Nonlinear Signals of Unusual Size (NSUS's)
So the discussion continues (in comments here, and a post and comments here), but I think the TL;DR version of the Great Smith-Sadowski Row of 2015 is this:
Sadowski: Changes in the monetary base Granger-cause changes in the economy. [So the liquidity trap isn't real.]
Smith: You ignore large nonlinear signals in the monetary base data.
Sadowski: There were no targets for the monetary base before the ZLB, so I ignore the data before 2009.
Smith: If you ignore the large nonlinear signals, the data is log-linear and is likely spuriously correlated.
Sadowski: I know about spurious correlation. You have to de-trend the data.
Smith: You can't de-trend data with a large nonlinear signal in a model-independent way.
Sadowski: You are guilty of showing spurious correlation, too.
Smith: The data contains a large nonlinear signal that I don't ignore, so spurious correlation isn't an issue.
update 8/10/2015
Smith: Look, here's Dave Giles: "Standard tests for Granger causality ... are conducted under the assumption that we live in a linear world."
Sadowski: The title of that post references nonlinear Granger causality.
Smith: Huh?

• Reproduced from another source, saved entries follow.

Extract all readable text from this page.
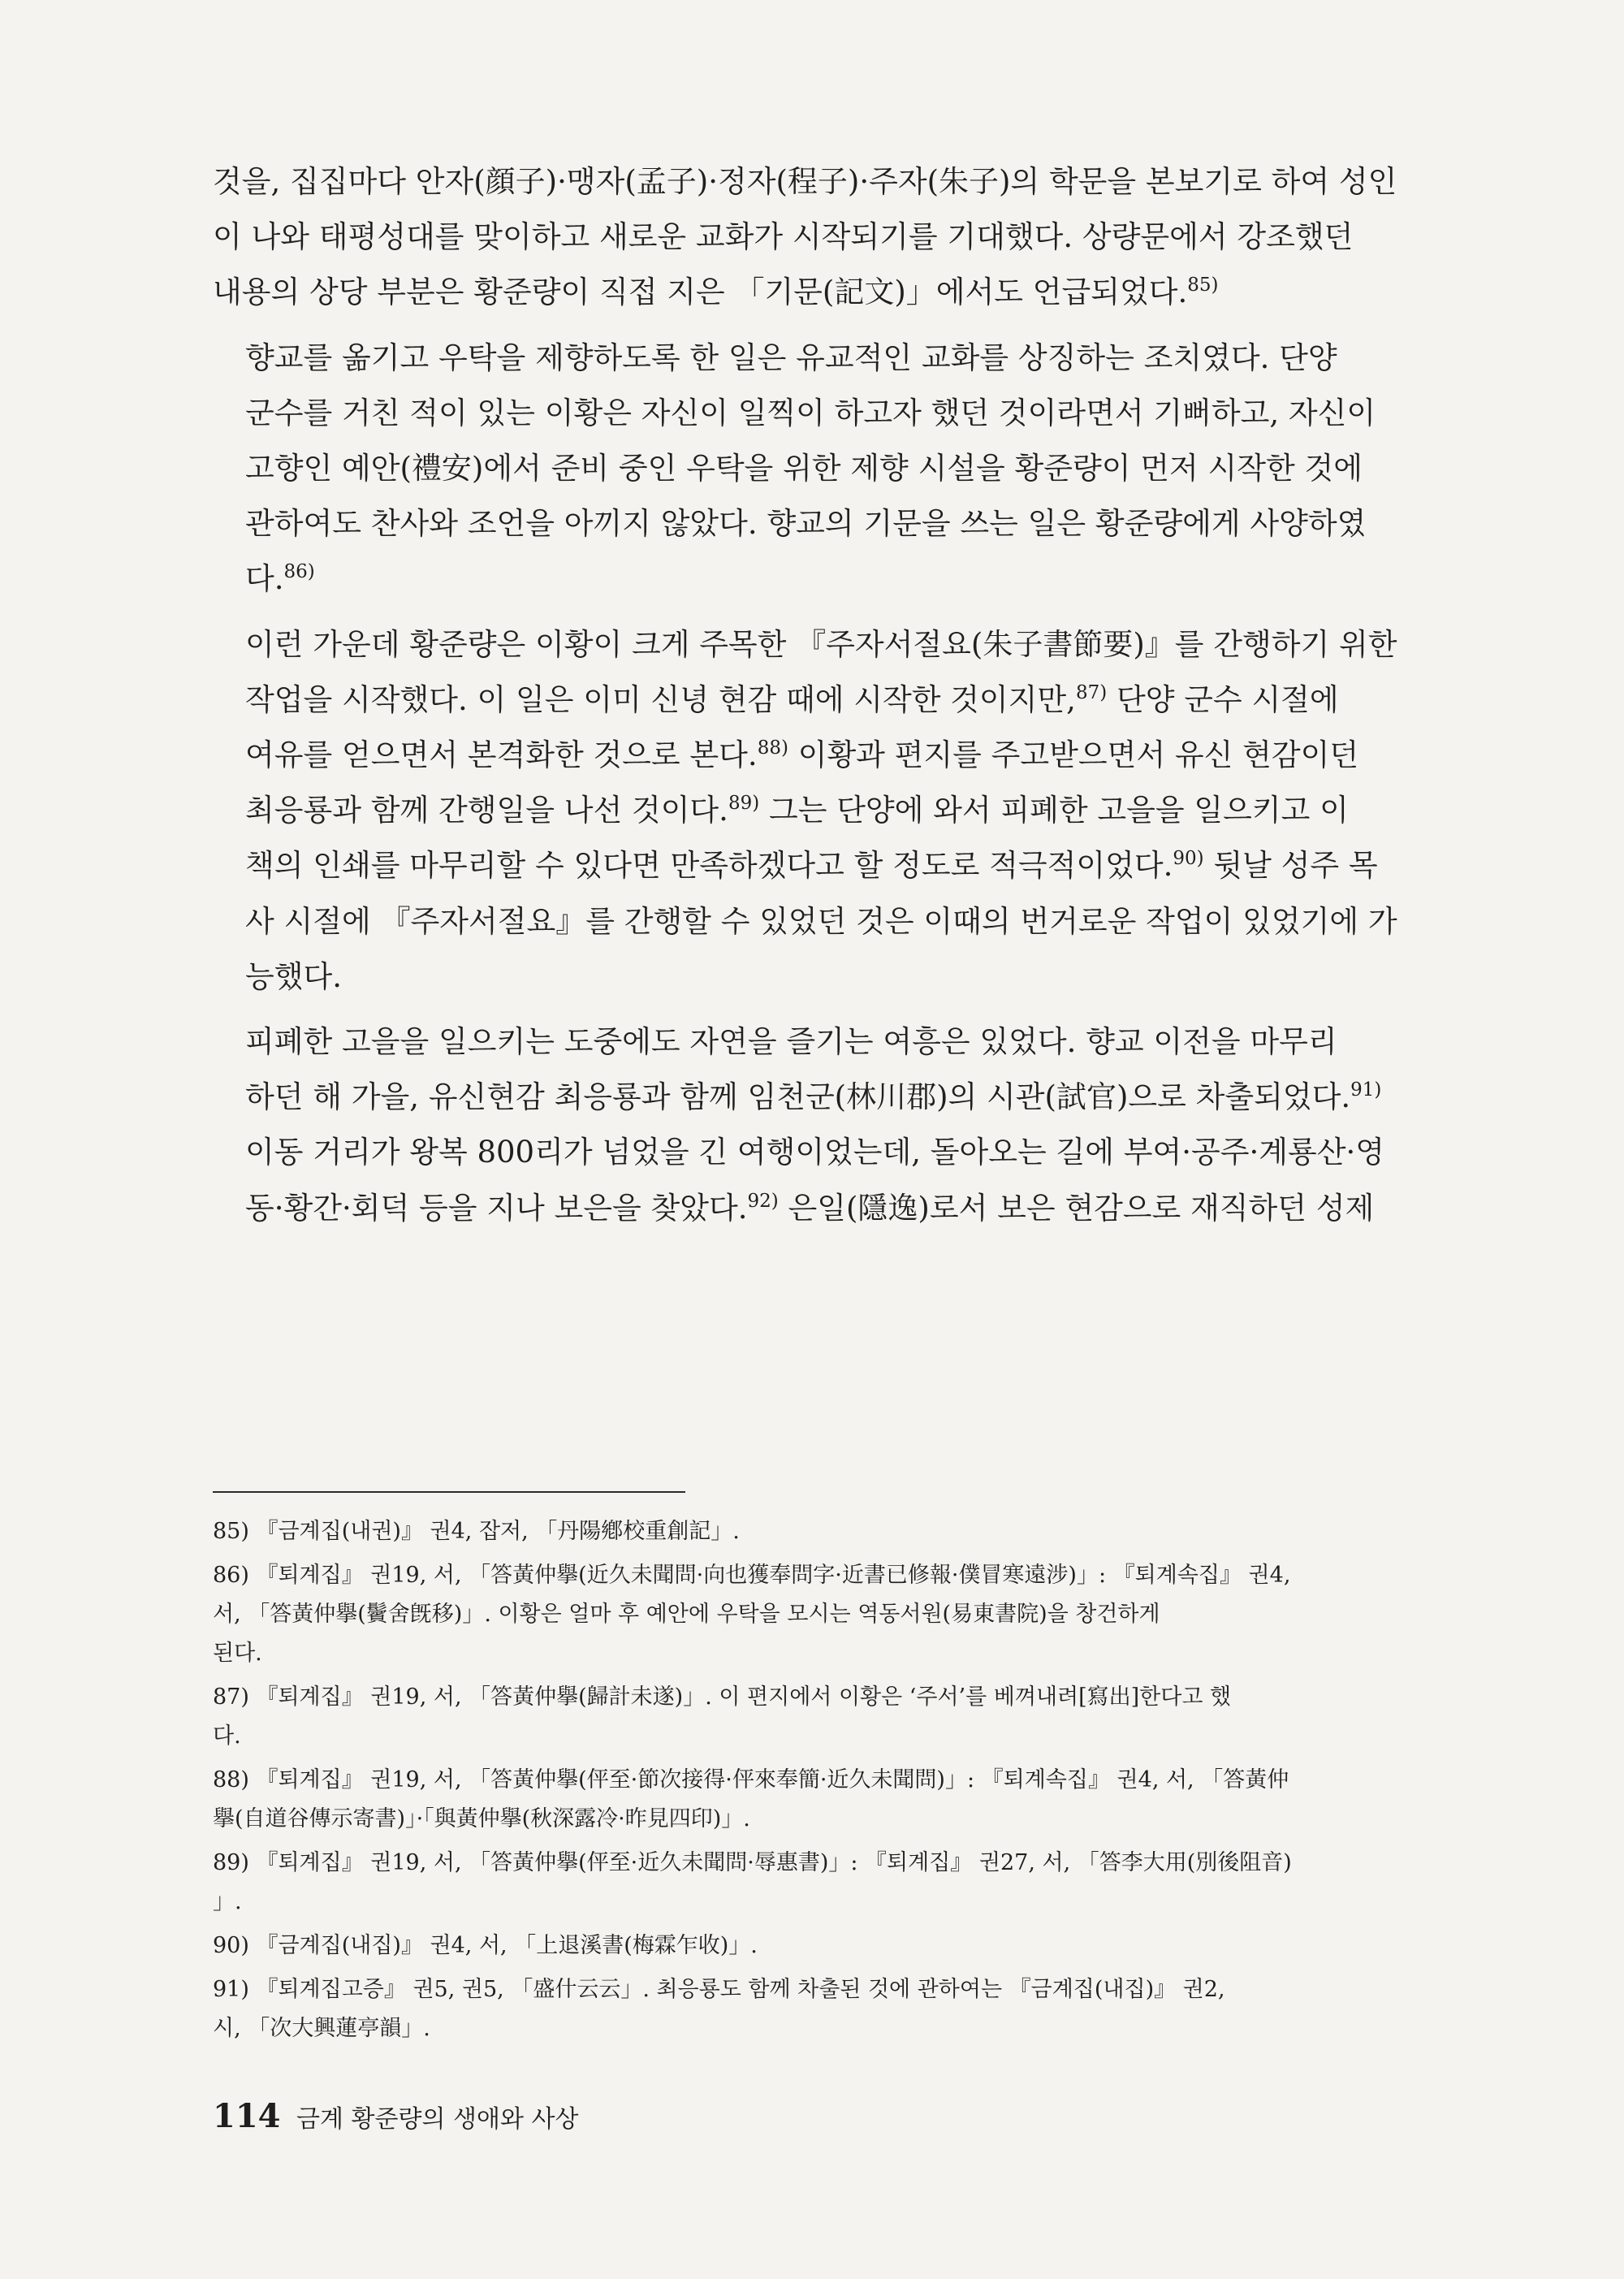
것을, 집집마다 안자(顔子)·맹자(孟子)·정자(程子)·주자(朱子)의 학문을 본보기로 하여 성인
이 나와 태평성대를 맞이하고 새로운 교화가 시작되기를 기대했다. 상량문에서 강조했던
내용의 상당 부분은 황준량이 직접 지은 「기문(記文)」에서도 언급되었다.$^{85)}$
향교를 옮기고 우탁을 제향하도록 한 일은 유교적인 교화를 상징하는 조치였다. 단양
군수를 거친 적이 있는 이황은 자신이 일찍이 하고자 했던 것이라면서 기뻐하고, 자신이
고향인 예안(禮安)에서 준비 중인 우탁을 위한 제향 시설을 황준량이 먼저 시작한 것에
관하여도 찬사와 조언을 아끼지 않았다. 향교의 기문을 쓰는 일은 황준량에게 사양하였
다.$^{86)}$
이런 가운데 황준량은 이황이 크게 주목한 『주자서절요(朱子書節要)』를 간행하기 위한
작업을 시작했다. 이 일은 이미 신녕 현감 때에 시작한 것이지만,$^{87)}$ 단양 군수 시절에
여유를 얻으면서 본격화한 것으로 본다.$^{88)}$ 이황과 편지를 주고받으면서 유신 현감이던
최응룡과 함께 간행일을 나선 것이다.$^{89)}$ 그는 단양에 와서 피폐한 고을을 일으키고 이
책의 인쇄를 마무리할 수 있다면 만족하겠다고 할 정도로 적극적이었다.$^{90)}$ 뒷날 성주 목
사 시절에 『주자서절요』를 간행할 수 있었던 것은 이때의 번거로운 작업이 있었기에 가
능했다.
피폐한 고을을 일으키는 도중에도 자연을 즐기는 여흥은 있었다. 향교 이전을 마무리
하던 해 가을, 유신현감 최응룡과 함께 임천군(林川郡)의 시관(試官)으로 차출되었다.$^{91)}$
이동 거리가 왕복 800리가 넘었을 긴 여행이었는데, 돌아오는 길에 부여·공주·계룡산·영
동·황간·회덕 등을 지나 보은을 찾았다.$^{92)}$ 은일(隱逸)로서 보은 현감으로 재직하던 성제
85) 『금계집(내권)』 권4, 잡저, 「丹陽鄕校重創記」.
86) 『퇴계집』 권19, 서, 「答黃仲擧(近久未聞問·向也獲奉問字·近書已修報·僕冒寒遠涉)」: 『퇴계속집』 권4,
서, 「答黃仲擧(鬢舍旣移)」. 이황은 얼마 후 예안에 우탁을 모시는 역동서원(易東書院)을 창건하게
된다.
87) 『퇴계집』 권19, 서, 「答黃仲擧(歸計未遂)」. 이 편지에서 이황은 ‘주서’를 베껴내려[寫出]한다고 했
다.
88) 『퇴계집』 권19, 서, 「答黃仲擧(伻至·節次接得·伻來奉簡·近久未聞問)」: 『퇴계속집』 권4, 서, 「答黃仲
擧(自道谷傳示寄書)」·「與黃仲擧(秋深露冷·昨見四印)」.
89) 『퇴계집』 권19, 서, 「答黃仲擧(伻至·近久未聞問·辱惠書)」: 『퇴계집』 권27, 서, 「答李大用(別後阻音)
」.
90) 『금계집(내집)』 권4, 서, 「上退溪書(梅霖乍收)」.
91) 『퇴계집고증』 권5, 권5, 「盛什云云」. 최응룡도 함께 차출된 것에 관하여는 『금계집(내집)』 권2,
시, 「次大興蓮亭韻」.
114 금계 황준량의 생애와 사상
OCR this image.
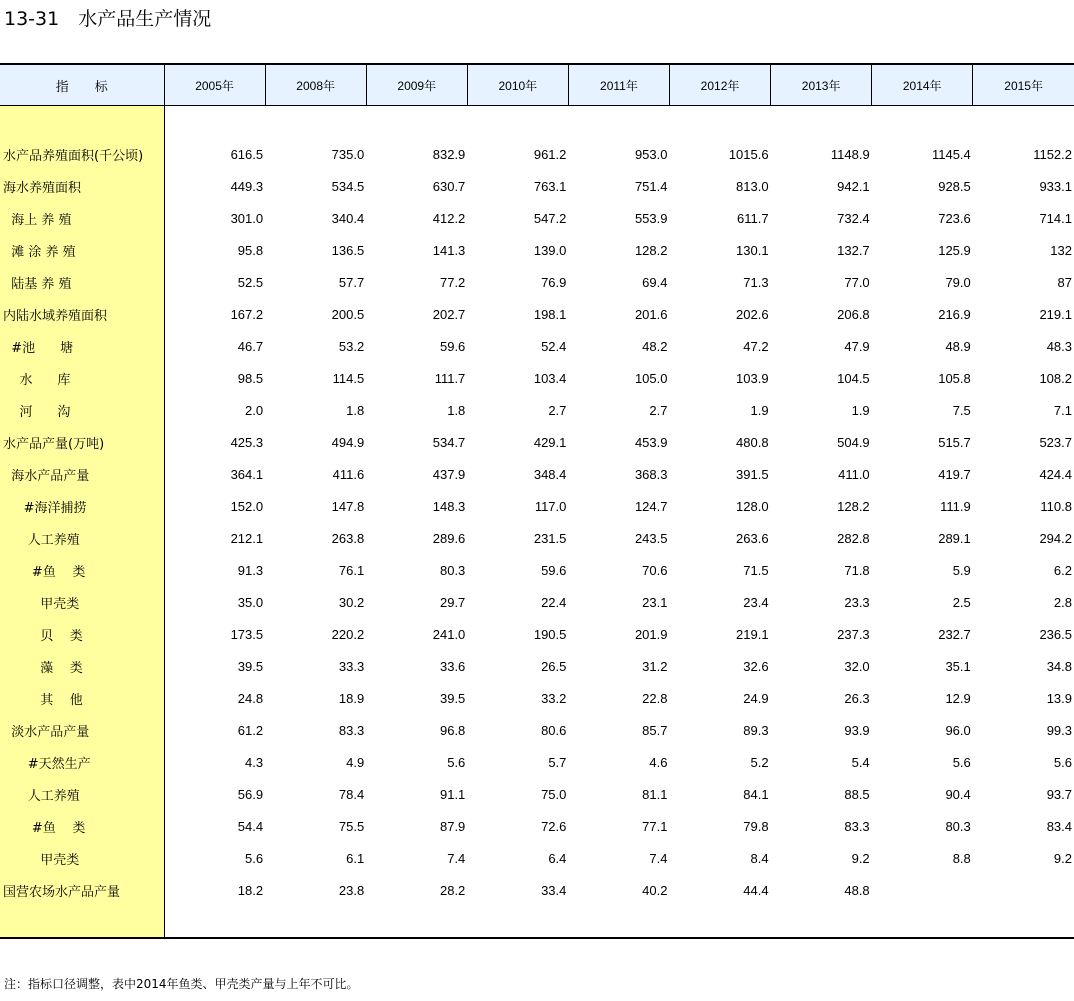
13-31　水产品生产情况
指　　标	2005年	2008年	2009年	2010年	2011年	2012年	2013年	2014年	2015年

水产品养殖面积(千公顷)	616.5	735.0	832.9	961.2	953.0	1015.6	1148.9	1145.4	1152.2
海水养殖面积	449.3	534.5	630.7	763.1	751.4	813.0	942.1	928.5	933.1
海上 养 殖	301.0	340.4	412.2	547.2	553.9	611.7	732.4	723.6	714.1
滩 涂 养 殖	95.8	136.5	141.3	139.0	128.2	130.1	132.7	125.9	132
陆基 养 殖	52.5	57.7	77.2	76.9	69.4	71.3	77.0	79.0	87
内陆水域养殖面积	167.2	200.5	202.7	198.1	201.6	202.6	206.8	216.9	219.1
#池      塘	46.7	53.2	59.6	52.4	48.2	47.2	47.9	48.9	48.3
水      库	98.5	114.5	111.7	103.4	105.0	103.9	104.5	105.8	108.2
河      沟	2.0	1.8	1.8	2.7	2.7	1.9	1.9	7.5	7.1
水产品产量(万吨)	425.3	494.9	534.7	429.1	453.9	480.8	504.9	515.7	523.7
海水产品产量	364.1	411.6	437.9	348.4	368.3	391.5	411.0	419.7	424.4
#海洋捕捞	152.0	147.8	148.3	117.0	124.7	128.0	128.2	111.9	110.8
人工养殖	212.1	263.8	289.6	231.5	243.5	263.6	282.8	289.1	294.2
#鱼    类	91.3	76.1	80.3	59.6	70.6	71.5	71.8	5.9	6.2
甲壳类	35.0	30.2	29.7	22.4	23.1	23.4	23.3	2.5	2.8
贝    类	173.5	220.2	241.0	190.5	201.9	219.1	237.3	232.7	236.5
藻    类	39.5	33.3	33.6	26.5	31.2	32.6	32.0	35.1	34.8
其    他	24.8	18.9	39.5	33.2	22.8	24.9	26.3	12.9	13.9
淡水产品产量	61.2	83.3	96.8	80.6	85.7	89.3	93.9	96.0	99.3
#天然生产	4.3	4.9	5.6	5.7	4.6	5.2	5.4	5.6	5.6
人工养殖	56.9	78.4	91.1	75.0	81.1	84.1	88.5	90.4	93.7
#鱼    类	54.4	75.5	87.9	72.6	77.1	79.8	83.3	80.3	83.4
甲壳类	5.6	6.1	7.4	6.4	7.4	8.4	9.2	8.8	9.2
国营农场水产品产量	18.2	23.8	28.2	33.4	40.2	44.4	48.8		

注：指标口径调整，表中2014年鱼类、甲壳类产量与上年不可比。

I was quoting the introduction that says why nonlinear Granger causality was invented.
Sadowski: You can't interpret a post that's skeptical of nonlinear models to mean you should be skeptical of linear models.
Smith: ???
Sadowski: Here's Chris House: "In Praise of Linear Models …"
Smith: Chris House goes on to say (in that same post): "There are cases like the liquidity trap that clearly entail important aggregate non-linearities and in those instances you are forced to adopt a non-linear approach." This is exactly the case that you are treating as linear when you say that the monetary base Granger-causes changes in the economy in order to say that the liquidity trap isn't real. ... I'm also now under the impression that you only read the titles of blog posts.
After writing this, I think I've confirmed my feeling that this is just going in circles. You can't just sweep these under the rug:

I mean you can just sweep them under the rug, but the sweeping is strongly model-dependent.
Update (+ 10 min):
Example of model-dependent sweeping: QE is expected to be temporary, therefore changes in the base will not impact the price level.
Plausible? Sure. But completely dependent on a particular model of expectations.